Using Dagster’s Embedded ELT for Lakehouse Data Ingestion
In today’s data-driven world, organizations face a common challenge: avoiding vendor lock-in while managing data effectively. While powerful data warehouses like BigQuery and Snowflake excel in performance, they come with the downside of limited portability. On the other hand, data lakes offer flexible, cost-effective storage but can quickly turn into unwieldy data dumps.
Enter the lakehouse: a hybrid solution that decouples compute from storage while addressing the shortcomings of traditional data warehouses and offering the flexibility of data lakes. In this article, we’ll explore how combining Apache Iceberg, an open table format, with Dagster’s embedded ELT framework simplifies building a scalable, open data lakehouse — allowing you to streamline your ETL pipelines and future-proof your data infrastructure.
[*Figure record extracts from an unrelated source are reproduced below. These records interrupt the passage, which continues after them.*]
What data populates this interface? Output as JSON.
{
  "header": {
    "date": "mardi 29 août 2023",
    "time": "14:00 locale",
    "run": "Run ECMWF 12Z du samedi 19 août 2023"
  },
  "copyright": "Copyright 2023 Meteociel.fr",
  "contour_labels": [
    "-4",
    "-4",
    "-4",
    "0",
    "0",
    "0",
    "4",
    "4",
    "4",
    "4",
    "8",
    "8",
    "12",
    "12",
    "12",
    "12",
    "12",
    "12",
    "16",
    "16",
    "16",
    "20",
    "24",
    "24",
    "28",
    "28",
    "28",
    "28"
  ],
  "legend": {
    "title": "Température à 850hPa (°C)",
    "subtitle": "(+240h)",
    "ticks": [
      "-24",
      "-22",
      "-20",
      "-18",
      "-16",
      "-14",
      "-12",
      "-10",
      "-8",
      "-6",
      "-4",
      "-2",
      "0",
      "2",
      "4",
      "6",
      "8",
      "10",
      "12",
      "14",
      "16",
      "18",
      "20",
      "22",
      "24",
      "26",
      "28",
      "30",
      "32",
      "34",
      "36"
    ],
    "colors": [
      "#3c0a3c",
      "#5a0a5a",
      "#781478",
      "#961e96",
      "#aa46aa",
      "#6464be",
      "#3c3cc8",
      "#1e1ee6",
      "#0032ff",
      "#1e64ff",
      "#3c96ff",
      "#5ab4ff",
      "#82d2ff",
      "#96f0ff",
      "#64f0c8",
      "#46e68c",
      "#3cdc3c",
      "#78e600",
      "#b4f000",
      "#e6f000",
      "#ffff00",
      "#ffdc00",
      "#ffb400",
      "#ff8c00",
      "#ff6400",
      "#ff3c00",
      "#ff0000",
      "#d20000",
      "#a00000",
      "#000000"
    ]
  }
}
One of the core components of a data lakehouse is a robust table format capable of managing large datasets efficiently. This is where Apache Iceberg excels. According to its website, Iceberg is a high-performance format designed for massive analytics tables. Unlike traditional data lakes, which can devolve into chaotic data dumps, Iceberg brings order and structure with its support for schema evolution, partitioning, and ACID transactions. Its unique approach to metadata management, along with seamless integration with various compute engines, ensures that your data remains reliable, scalable, and well-organized. Best of all, Iceberg allows consistent data management without locking you into proprietary platforms.
Another core component of a data lakehouse is the catalog, which acts as the metadata store for your tables, tracking schema changes, table locations, and partitions. In simple terms, the catalog enables the lakehouse to manage metadata and work efficiently with your data. I like to say that any engine capable of interfacing with your catalog can integrate with your lakehouse and manipulate your data.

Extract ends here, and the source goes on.